Pies może zainteresować się wodą nalaną do stojaka i spróbować ją wypić. Niekoniecznie zrobi to z pragnienia – niektóre psy w ten sposób zaspokajają ciekawość i radzą sobie z nudą. Lepiej więc zawczasu zabezpieczyć stojak przed dostępem psa. Stojąca przez kilka dni i zanieczyszczona żywicą woda z pewnością nie przysłuży się zdrowiu zwierzaka i może wywołać u niego problemy żołądkowe.

Rada

Należy koniecznie wystrzegać się dodawania do wody płynnych nawozów. Jest to jeden ze sposobów na wydłużenie żywotności drzewka. Takie nawozy stanowią jednak poważne zagrożenie dla psa.
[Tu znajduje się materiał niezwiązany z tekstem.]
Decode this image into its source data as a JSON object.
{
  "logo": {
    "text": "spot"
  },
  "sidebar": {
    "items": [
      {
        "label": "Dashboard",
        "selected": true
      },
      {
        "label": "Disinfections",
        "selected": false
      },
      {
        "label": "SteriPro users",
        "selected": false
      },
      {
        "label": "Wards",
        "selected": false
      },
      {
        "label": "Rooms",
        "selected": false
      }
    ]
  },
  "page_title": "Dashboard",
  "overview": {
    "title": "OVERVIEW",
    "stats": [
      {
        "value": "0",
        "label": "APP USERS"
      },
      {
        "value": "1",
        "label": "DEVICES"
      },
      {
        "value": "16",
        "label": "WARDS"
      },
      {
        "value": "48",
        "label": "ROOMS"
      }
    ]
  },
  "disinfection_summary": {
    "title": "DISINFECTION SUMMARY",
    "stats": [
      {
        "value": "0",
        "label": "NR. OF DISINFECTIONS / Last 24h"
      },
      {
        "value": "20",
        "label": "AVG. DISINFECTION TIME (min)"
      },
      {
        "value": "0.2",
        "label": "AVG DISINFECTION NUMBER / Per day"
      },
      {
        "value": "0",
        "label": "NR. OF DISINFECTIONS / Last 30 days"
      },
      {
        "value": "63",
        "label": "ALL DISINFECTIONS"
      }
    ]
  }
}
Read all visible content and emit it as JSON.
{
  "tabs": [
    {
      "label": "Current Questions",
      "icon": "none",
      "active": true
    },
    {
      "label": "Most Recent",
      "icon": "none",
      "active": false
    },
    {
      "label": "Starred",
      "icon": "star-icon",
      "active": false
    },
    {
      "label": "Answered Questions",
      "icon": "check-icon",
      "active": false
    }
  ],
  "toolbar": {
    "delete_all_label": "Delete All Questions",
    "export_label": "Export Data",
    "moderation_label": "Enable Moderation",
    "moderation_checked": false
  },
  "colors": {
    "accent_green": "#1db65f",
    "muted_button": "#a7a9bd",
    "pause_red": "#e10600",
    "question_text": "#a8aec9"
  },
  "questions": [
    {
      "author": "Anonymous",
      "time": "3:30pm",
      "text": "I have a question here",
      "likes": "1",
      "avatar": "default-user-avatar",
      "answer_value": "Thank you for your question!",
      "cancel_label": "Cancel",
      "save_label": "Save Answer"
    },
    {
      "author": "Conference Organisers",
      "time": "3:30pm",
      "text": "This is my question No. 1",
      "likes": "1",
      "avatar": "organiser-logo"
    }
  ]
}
Jak w takim razie zabezpieczyć stojak? Najlepiej przykrywać górną część (przez którą jest dostęp do wody) foliowym workiem. Można też wykonać pokrywkę z płyty OSB. Wówczas pies nie będzie już mieć dostępu do wody.

Stabilne umocowanie drzewka

To bardzo ważne zadanie dla właściciela. Drzewko musi być na tyle stabilne, aby nie było możliwości jego przypadkowego przewrócenia. Psy nie zawsze są uważne, a jeśli przedstawiciel rasy dużej lub olbrzymiej wpadnie w choinkę podczas zabawy, to kłopot gotowy. Warto więc zadbać o odpowiednio szeroki i masywny stojak.
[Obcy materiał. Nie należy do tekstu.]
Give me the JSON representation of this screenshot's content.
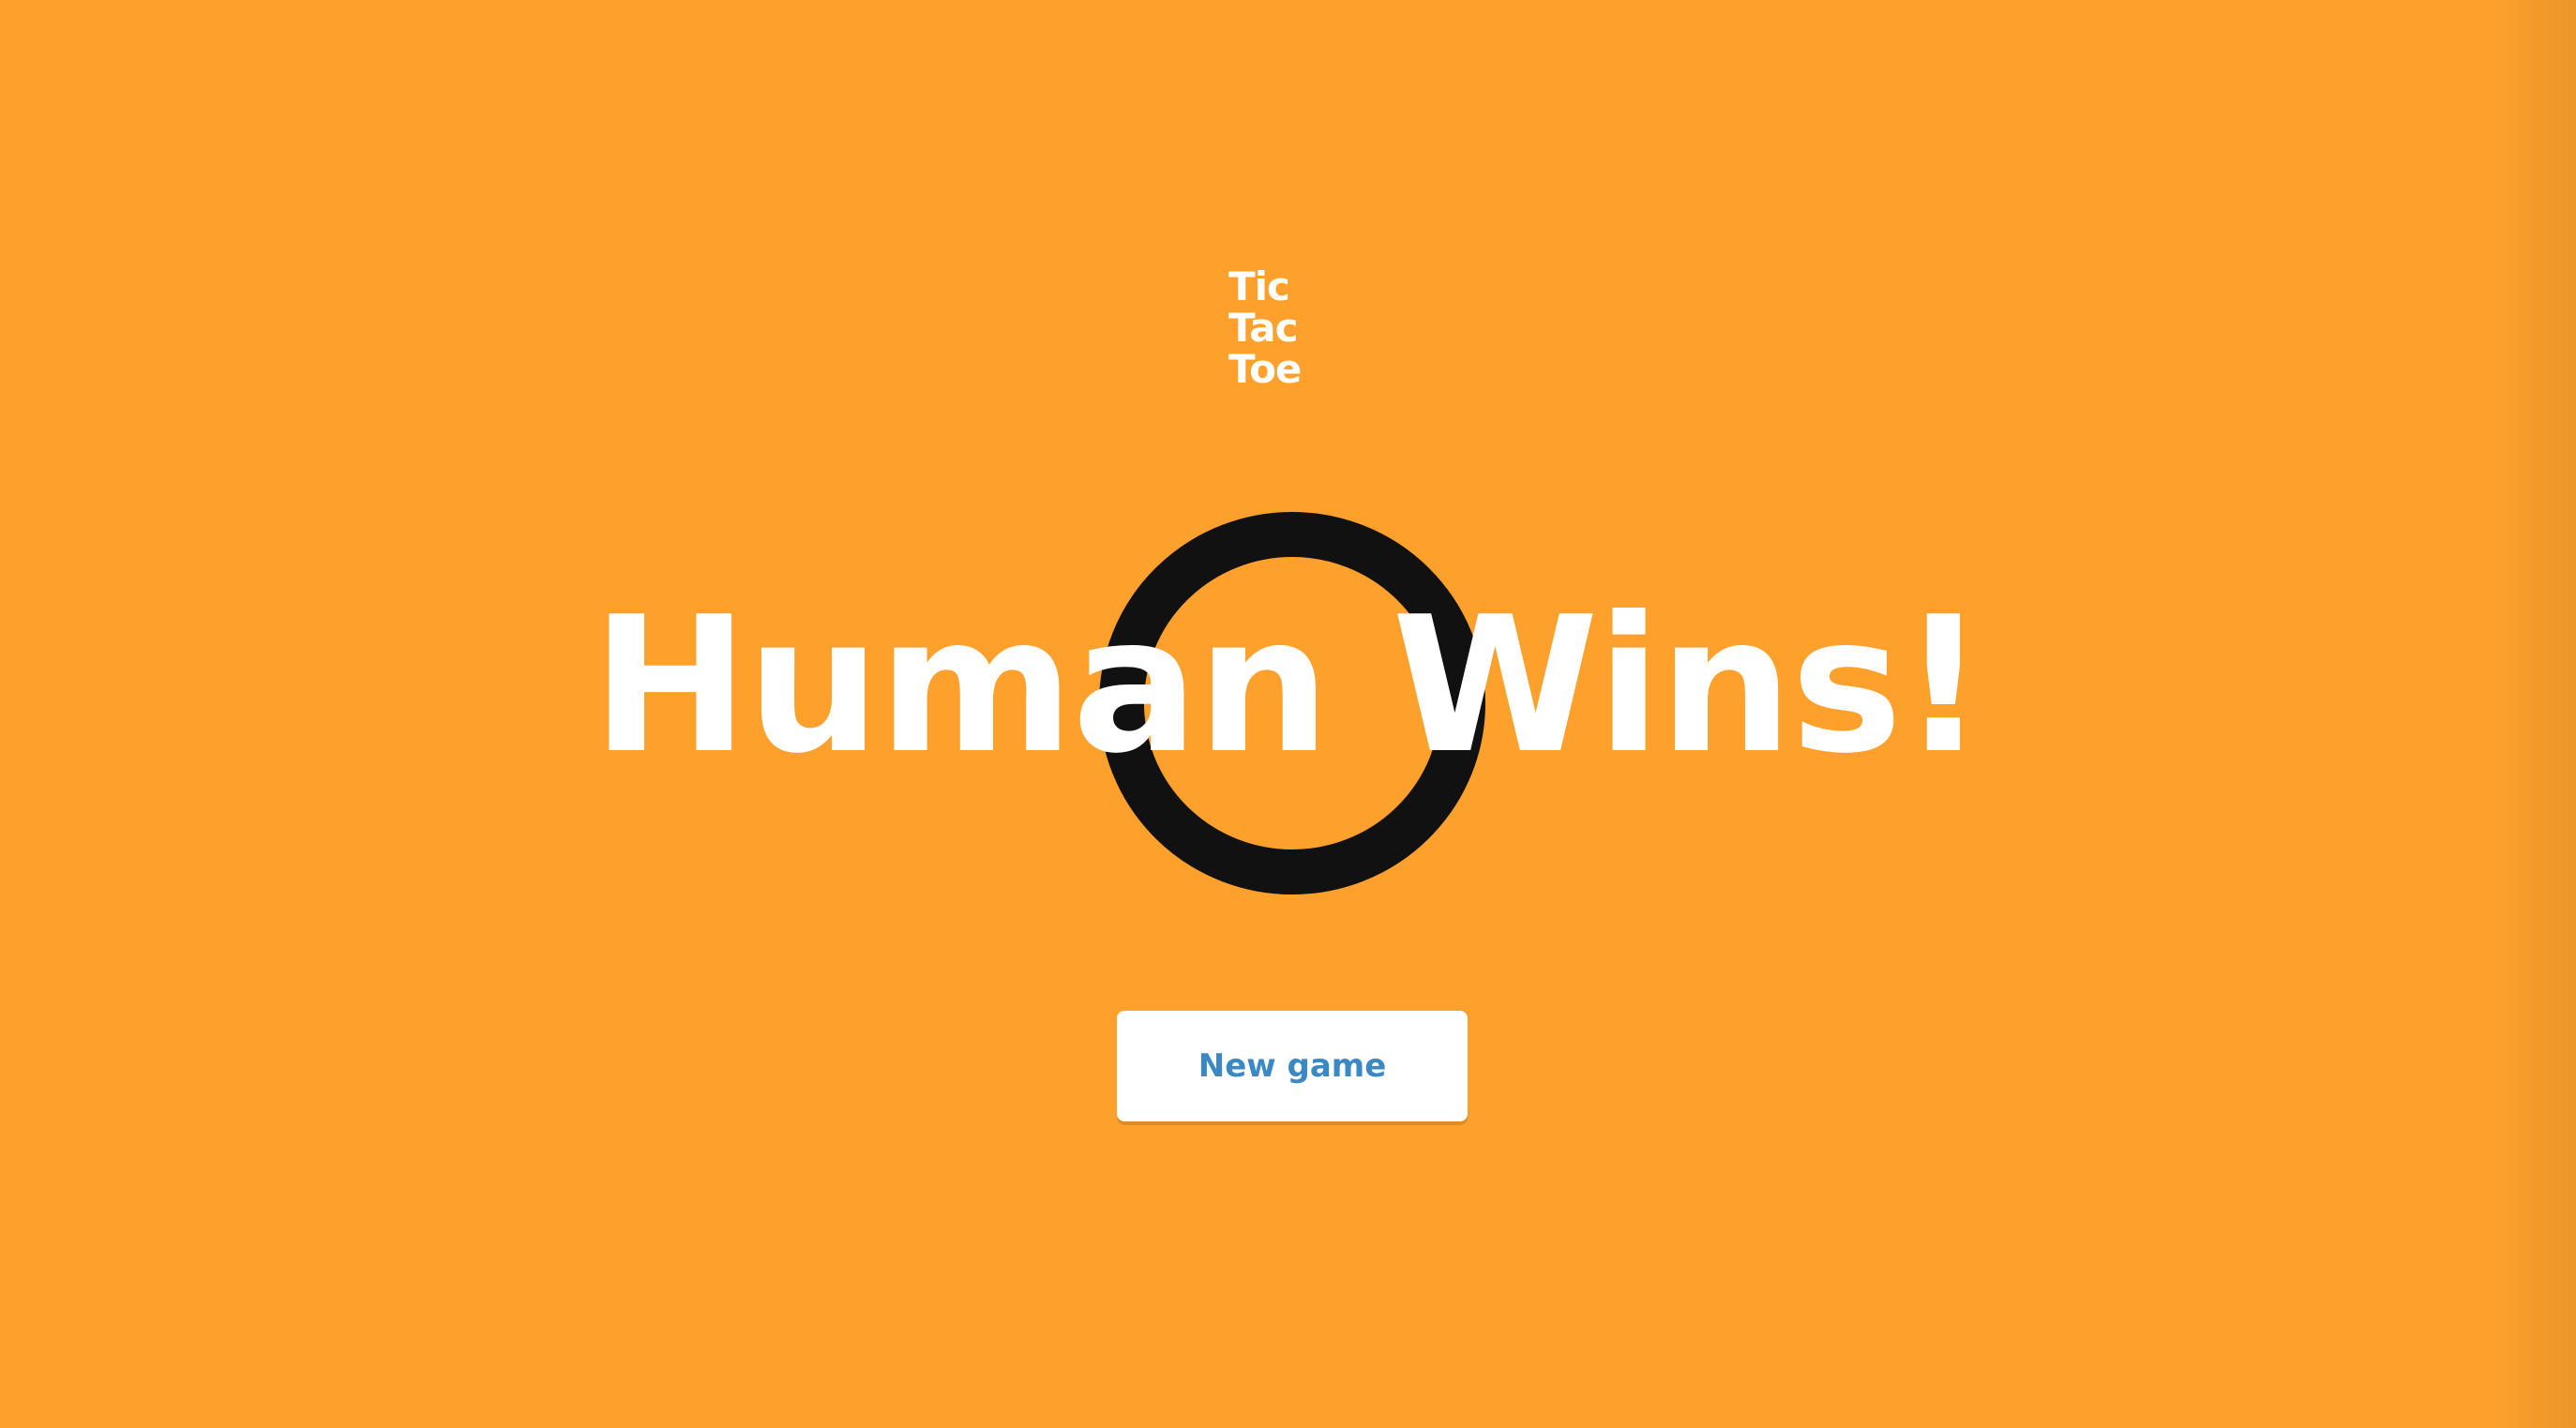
{
  "logo": {
    "line1": "Tic",
    "line2": "Tac",
    "line3": "Toe"
  },
  "winner_mark": {
    "icon": "o-mark-icon",
    "color": "#111111"
  },
  "result": {
    "headline": "Human Wins!"
  },
  "actions": {
    "new_game_label": "New game"
  },
  "colors": {
    "background": "#fda02c",
    "text": "#ffffff",
    "button_text": "#3a89c4"
  }
}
Niezłym pomysłem będzie także dodatkowe przymocowanie drzewka np. do stojącej w pobliżu szafy – wystarczy cienka żyłka, aby zwiększyć bezpieczeństwo choinki i psa.

Ozdoby na wysokości

Właściciele psów powinni zdecydować się na specyficzny sposób strojenia drzewka. Bombki, łańcuchy i inne ozdoby należy zawiesić na takiej wysokości, aby zwierzę nie miało do nich łatwego dostępu stojąc na czterech łapach. W ten sposób można ograniczyć ryzyko zbicia bombki i poranienia sobie łap przez psa.

Bardzo ważne jest także, aby pies nie miał dostępu do przewodu od lampek choinkowych. Dobrze wychowany pupil raczej nie wpadnie na pomysł pogryzienia kabla, ale w przypadku szczeniaka to może mieć miejsce. Dlatego przewód skrzętnie ukrywamy między gałązkami choinki, a drzewko stawiamy możliwie blisko kontaktu, by pupil nie mógł się łatwo dostać w okolice wtyczki.